Woodward on fiscal cliff: ‘No one is fearful enough’

FILE - This June 11, 2012 file photo shows former Washington Post reporter Bob Woodward speaking during an event to commemorate the 40th anniversary of Watergate in Washington. The next book by the award-winning investigative reporter and best-selling author will document how President Barack Obama and congressional leaders responded to the economic crisis and where we stand now. Publisher Simon & Schuster announced Tuesday, Aug. 14, the book will be called \'\'The Price of Politics\'\' and will come out Sept. 11. (AP Photo/Alex Brandon, file)

WASHINGTON – The impending “fiscal cliff” is much more serious than most politicians and the American public realizes, says Bob Woodward, highlighting what he says are the hazardous effects of a political system without cooperation.

“The financial house of the U.S. government is not in order,” says the author of the book “The Price of Politics,” which came out earlier this month. “There is a value in any business or enterprise or sport in running scared. No one is fearful enough.”

A combination of automatic spending cuts and tax hikes is set to slam the economy in January unless Congress and President Barack Obama are able to agree on a budget. The likelihood of such a compromise is a challenge, Woodward says, as politicians become increasingly unwilling to address issues that could be “politically painful for them.”
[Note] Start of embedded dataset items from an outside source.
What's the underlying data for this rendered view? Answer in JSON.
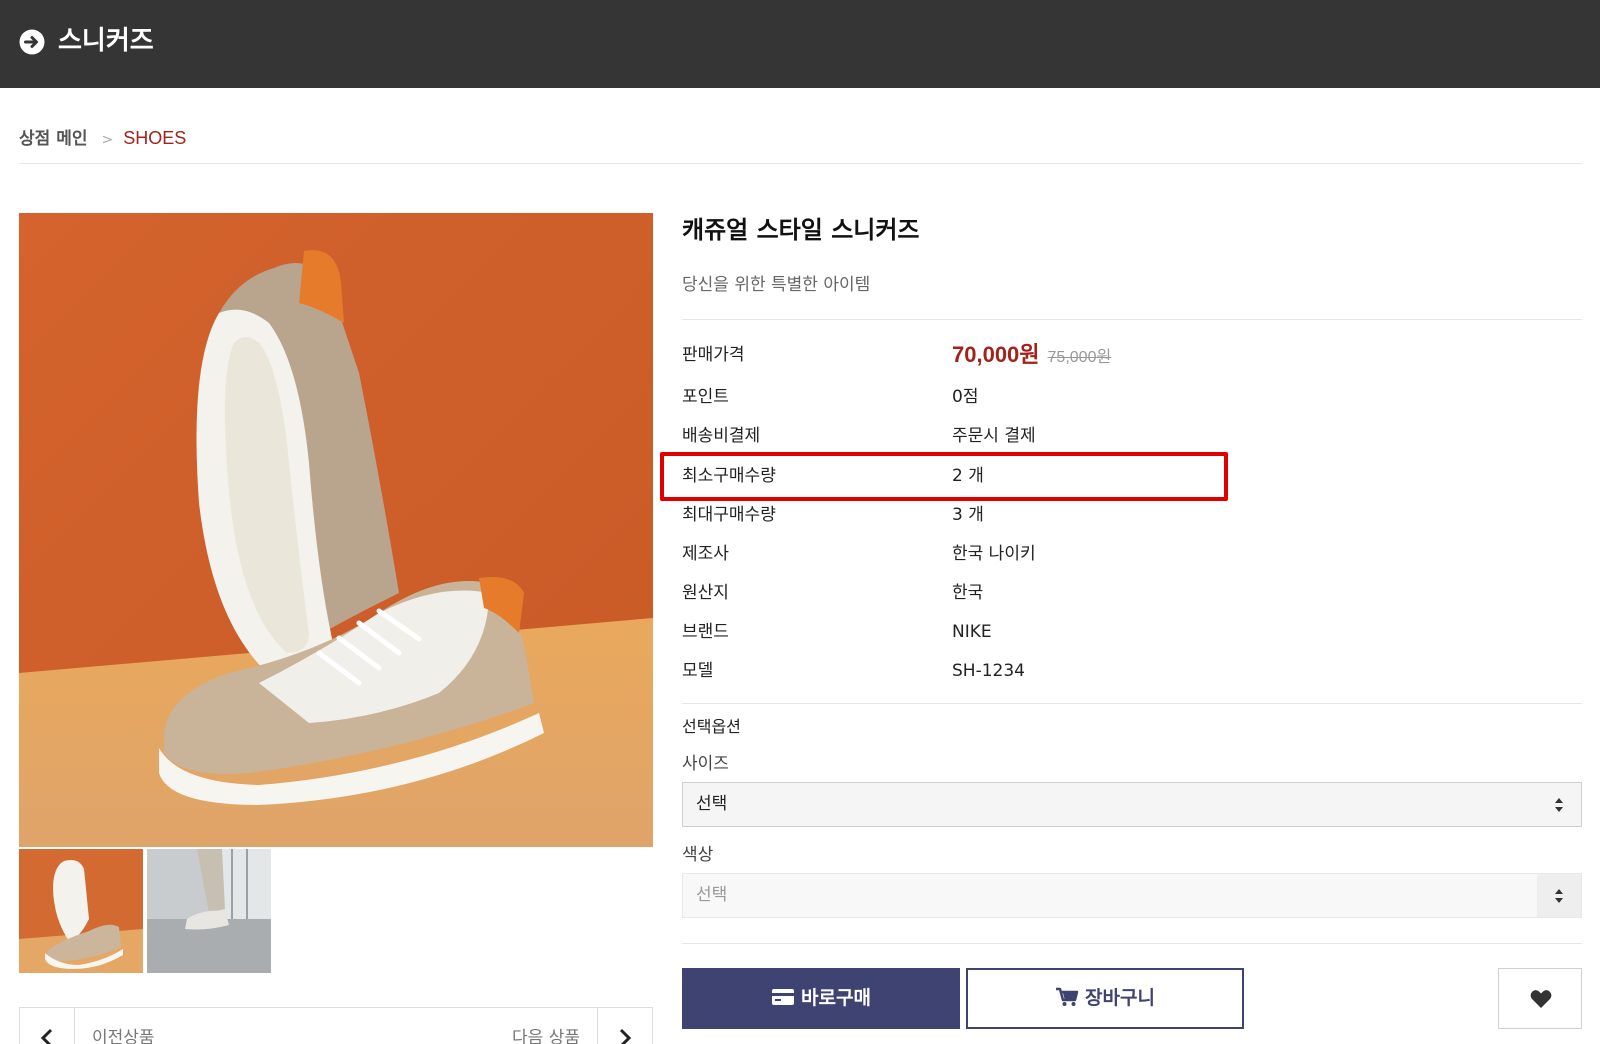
{
  "header": {
    "title": "스니커즈",
    "back_icon": "arrow-circle-right-icon"
  },
  "breadcrumb": {
    "home": "상점 메인",
    "separator": ">",
    "current": "SHOES"
  },
  "product": {
    "name": "캐쥬얼 스타일 스니커즈",
    "subtitle": "당신을 위한 특별한 아이템",
    "specs": [
      {
        "label": "판매가격",
        "sale_price": "70,000원",
        "original_price": "75,000원"
      },
      {
        "label": "포인트",
        "value": "0점"
      },
      {
        "label": "배송비결제",
        "value": "주문시 결제"
      },
      {
        "label": "최소구매수량",
        "value": "2 개"
      },
      {
        "label": "최대구매수량",
        "value": "3 개"
      },
      {
        "label": "제조사",
        "value": "한국 나이키"
      },
      {
        "label": "원산지",
        "value": "한국"
      },
      {
        "label": "브랜드",
        "value": "NIKE"
      },
      {
        "label": "모델",
        "value": "SH-1234"
      }
    ]
  },
  "options": {
    "title": "선택옵션",
    "size": {
      "label": "사이즈",
      "selected": "선택"
    },
    "color": {
      "label": "색상",
      "selected": "선택"
    }
  },
  "actions": {
    "buy": "바로구매",
    "cart": "장바구니",
    "wish_icon": "heart-icon"
  },
  "nav": {
    "prev": "이전상품",
    "next": "다음 상품"
  },
  "colors": {
    "header_bg": "#353535",
    "accent_red": "#a12319",
    "button_navy": "#3f4371",
    "highlight": "#e00000"
  }
}
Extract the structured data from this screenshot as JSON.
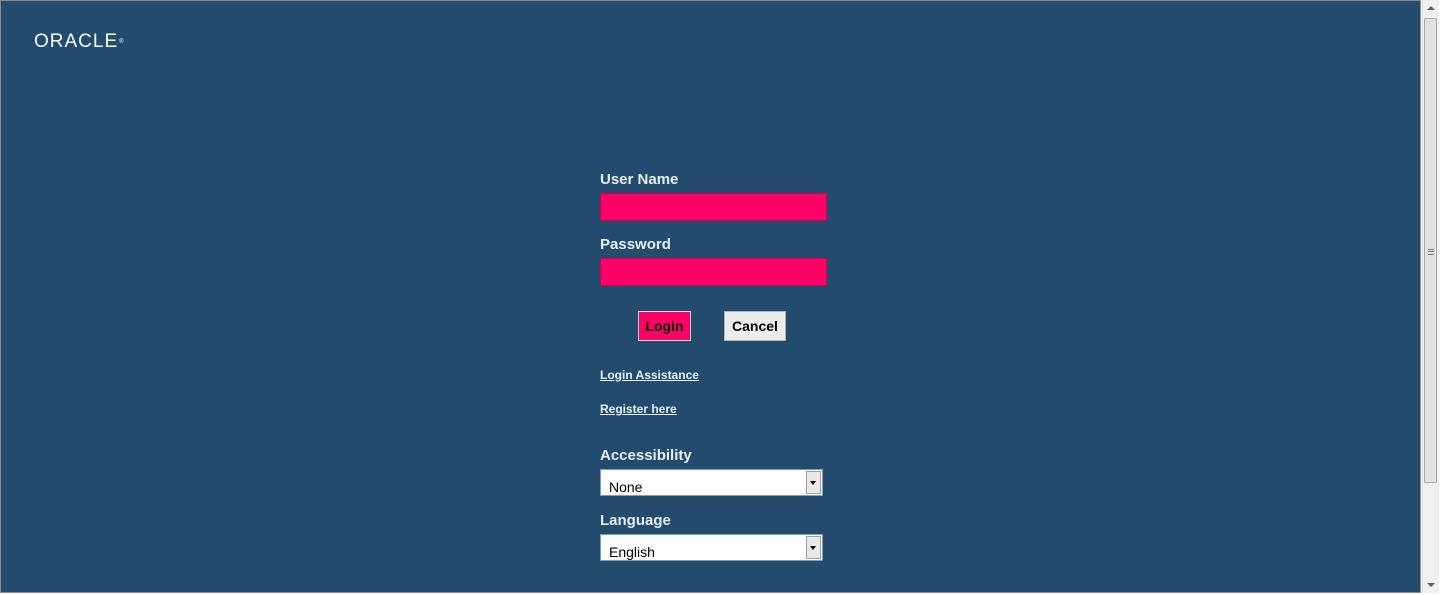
{
  "header": {
    "logo_text": "ORACLE",
    "logo_mark": "®"
  },
  "login_form": {
    "username_label": "User Name",
    "username_value": "",
    "password_label": "Password",
    "password_value": "",
    "login_button": "Login",
    "cancel_button": "Cancel",
    "login_assistance_link": "Login Assistance",
    "register_link": "Register here",
    "accessibility_label": "Accessibility",
    "accessibility_value": "None",
    "language_label": "Language",
    "language_value": "English"
  },
  "colors": {
    "page_background": "#224b6e",
    "required_field": "#ff0066",
    "label_text": "#e8eef3"
  },
  "icons": {
    "select_arrow": "chevron-down-icon",
    "scroll_up": "arrow-up-icon",
    "scroll_down": "arrow-down-icon"
  }
}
“So, they make the choices of, ‘Let’s put this off,'” says the former Washington Post investigative reporter who broke news of the Watergate scandal in the 1970s.

The stakes are high as modern political parties become more rigid, says Woodward. He recalls the presidencies of Ronald Reagan and Bill Clinton when the country faced similar challenges. Republicans and Democrats sat down and agreed to “one for you, one for me” compromises and, perhaps as importantly, allowed one another to sell the deal to the public as they chose.

The attitude was, “We’re both going to lose, but when we go out and announce this deal, don’t go back and contradict the way I’m selling it,” Woodward says.

“Everyone can go out and sell it the way they want,” he says. “Whether that’s right or not, that’s American politics.”

In the current climate, politicians often starkly contrast on how these negotiations take place. According to Woodward’s research, House Speaker John Boehner recalls a phone conversation with Obama at this time last year that the president was “spewing coals.” The White House recounts the conversation differently.